You can use this program to solve for the distance between two points (a,b) & (c,d).

- Press the PRGM button
- Go to the tab called NEW and hit ENTER to create a new program
- Enter whatever name you want to call this program, for the purposes of this I’m going to call it “DISTANCE”, you can use the letters above each of the buttons
- This is when you start to enter the actual program, after each line press the ENTER button, you just need to enter it as it shows below

PROGRAM: DISTANCE

:Input “X1=”, A

:Input “Y1=”,B

:Input “X2=”,C

:Input “Y2=”,D

:Disp (√((C-A)²+(D-B)²))»Frac

:

## 3) Evaluating the Slope

You can use this program to solve for the linear slope of the line between two points (a,b) & (c,d).

- Press the PRGM button
- Go to the tab called NEW and hit ENTER to create a new program
- Enter whatever name you want to call this program, for the purposes of this I’m going to call it “SLOPE”, you can use the letters above each of the buttons
- This is when you start to enter the actual program, after each line press the ENTER button, you just need to enter it as it shows below

PROGRAM: SLOPE

:Input “X1=”, A

:Input “Y1=”,B

:Input “X2=”,C

:Input “Y2=”,D

:Disp ((D-B)/(C-A))»Frac

:

## 4) Finding the Midpoint

You can use this program to solve for the midpoint between two points: (a,b) & (c,d).

- Press the PRGM button
- Go to the tab called NEW and hit ENTER to create a new program
- Enter whatever name you want to call this program, for the purposes of this I’m going to call it “MIDPNT”, you can use the letters above each of the buttons

PROGRAM: MIDPNT

:Input “X1=”, A

:Input “Y1=”,B

:Input “X2=”,C

:Input “Y2=”,D

:((A+C)/2)»Frac→X

:((B+D)/2)»Frac→Y

:Disp “(X+Y)”

:Disp X,Y

:

## 5) For When You’re Storing Values

- For when you want to assign a numerical value to a variable on your calculator
- For example let’s say that you want the letter “B” to equal 74.
- You would do this by entering the following into your calculator:

74→B

- From now on until it is reassigned that variable will equal that number

## 6) Saving Those Equations

- You can do the same with #5 but for equations
- You follow the same formula but you need to set the variable equal to a function you have in your Y=
- Let’s say that you want the letter “C” to equal an equation you have written out in your calculator to graph in the Y1 slot.

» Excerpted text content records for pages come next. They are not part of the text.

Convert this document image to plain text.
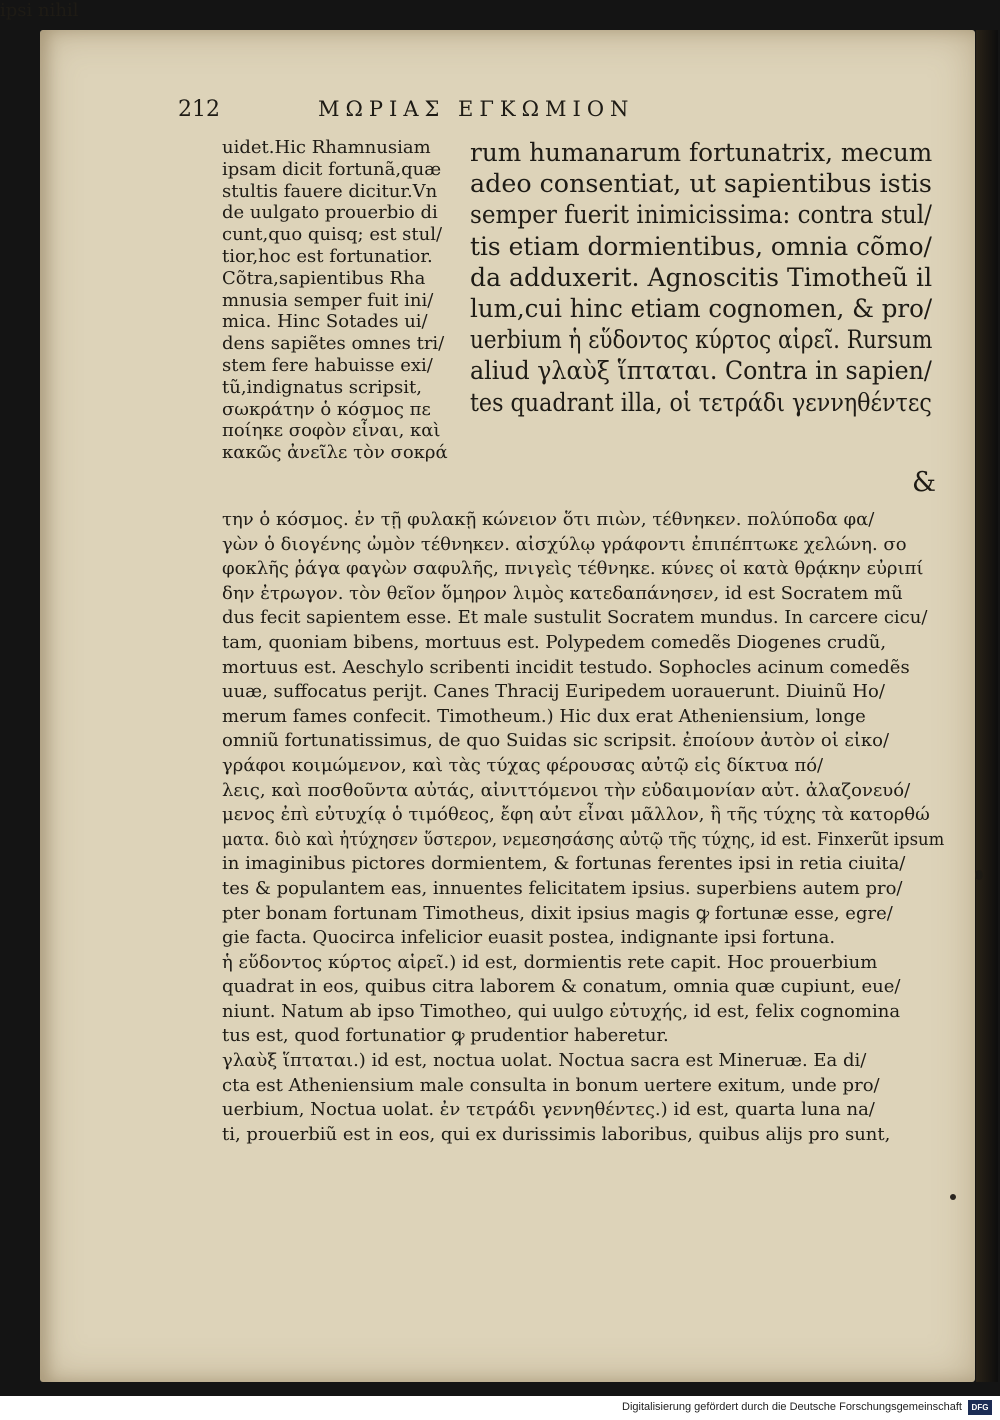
212	ΜΩΡΙΑΣ ΕΓΚΩΜΙΟΝ
uidet.Hic Rhamnusiam
ipsam dicit fortunã,quæ
stultis fauere dicitur.Vn
de uulgato prouerbio di
cunt,quo quisq; est stul/
tior,hoc est fortunatior.
Cõtra,sapientibus Rha
mnusia semper fuit ini/
mica. Hinc Sotades ui/
dens sapiẽtes omnes tri/
stem fere habuisse exi/
tũ,indignatus scripsit,
σωκράτην ὁ κόσμος πε
ποίηκε σοφὸν εἶναι, καὶ
κακῶς ἀνεῖλε τὸν σοκρά
rum humanarum fortunatrix, mecum
adeo consentiat, ut sapientibus istis
semper fuerit inimicissima: contra stul/
tis etiam dormientibus, omnia cõmo/
da adduxerit. Agnoscitis Timotheũ il
lum,cui hinc etiam cognomen, & pro/
uerbium ἡ εὕδοντος κύρτος αἱρεῖ. Rursum
aliud γλαὺξ ἵπταται. Contra in sapien/
tes quadrant illa, οἱ τετράδι γεννηθέντες
&
την ὁ κόσμος. ἐν τῇ φυλακῇ κώνειον ὅτι πιὼν, τέθνηκεν. πολύποδα φα/
γὼν ὁ διογένης ὠμὸν τέθνηκεν. αἰσχύλῳ γράφοντι ἐπιπέπτωκε χελώνη. σο
φοκλῆς ῥάγα φαγὼν σαφυλῆς, πνιγεὶς τέθνηκε. κύνες οἱ κατὰ θρᾴκην εὐριπί
δην ἐτρωγον. τὸν θεῖον ὅμηρον λιμὸς κατεδαπάνησεν, id est Socratem mũ
dus fecit sapientem esse. Et male sustulit Socratem mundus. In carcere cicu/
tam, quoniam bibens, mortuus est. Polypedem comedẽs Diogenes crudũ,
mortuus est. Aeschylo scribenti incidit testudo. Sophocles acinum comedẽs
uuæ, suffocatus perijt. Canes Thracij Euripedem uorauerunt. Diuinũ Ho/
merum fames confecit. Timotheum.) Hic dux erat Atheniensium, longe
omniũ fortunatissimus, de quo Suidas sic scripsit. ἐποίουν ἀυτὸν οἱ εἰκο/
γράφοι κοιμώμενον, καὶ τὰς τύχας φέρουσας αὐτῷ εἰς δίκτυα πό/
λεις, καὶ ποσθοῦντα αὐτάς, αἰνιττόμενοι τὴν εὐδαιμονίαν αὐτ. ἀλαζονευό/
μενος ἐπὶ εὐτυχίᾳ ὁ τιμόθεος, ἔφη αὐτ εἶναι μᾶλλον, ἢ τῆς τύχης τὰ κατορθώ
ματα. διὸ καὶ ἠτύχησεν ὕστερον, νεμεσησάσης αὐτῷ τῆς τύχης, id est. Finxerũt ipsum
in imaginibus pictores dormientem, & fortunas ferentes ipsi in retia ciuita/
tes & populantem eas, innuentes felicitatem ipsius. superbiens autem pro/
pter bonam fortunam Timotheus, dixit ipsius magis ꝙ fortunæ esse, egre/
gie facta. Quocirca infelicior euasit postea, indignante ipsi fortuna.
ἡ εὕδοντος κύρτος αἱρεῖ.) id est, dormientis rete capit. Hoc prouerbium
quadrat in eos, quibus citra laborem & conatum, omnia quæ cupiunt, eue/
niunt. Natum ab ipso Timotheo, qui uulgo εὐτυχής, id est, felix cognomina
tus est, quod fortunatior ꝙ prudentior haberetur.
γλαὺξ ἵπταται.) id est, noctua uolat. Noctua sacra est Mineruæ. Ea di/
cta est Atheniensium male consulta in bonum uertere exitum, unde pro/
uerbium, Noctua uolat. ἐν τετράδι γεννηθέντες.) id est, quarta luna na/
ti, prouerbiũ est in eos, qui ex durissimis laboribus, quibus alijs pro sunt,
ipsi nihil
Digitalisierung gefördert durch die Deutsche Forschungsgemeinschaft	DFG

You would do this by entering the following:
- Hit the ALPHA button and then hit the TRACE button, scroll to which Y# slot your equation is

Y1→C

- From now on until it is reassigned that variable will equal that number

## 7) The Magnificent STAT button

- You can turn data points into different types of functions
- Can be used to find the best fit line
- Given a set of points it can be used to find what trend they follow (linear, power, exponential, etc.)

- Hit the 2ND button
- Press the 0 button (into the calculator catalog)
- Scroll down to DiagnosticOn and hit ENTER

This will allows you to see how similar the best fit line found is to the actual function created by the data points. The closer the r² is to 1 the more accurate the equation found is.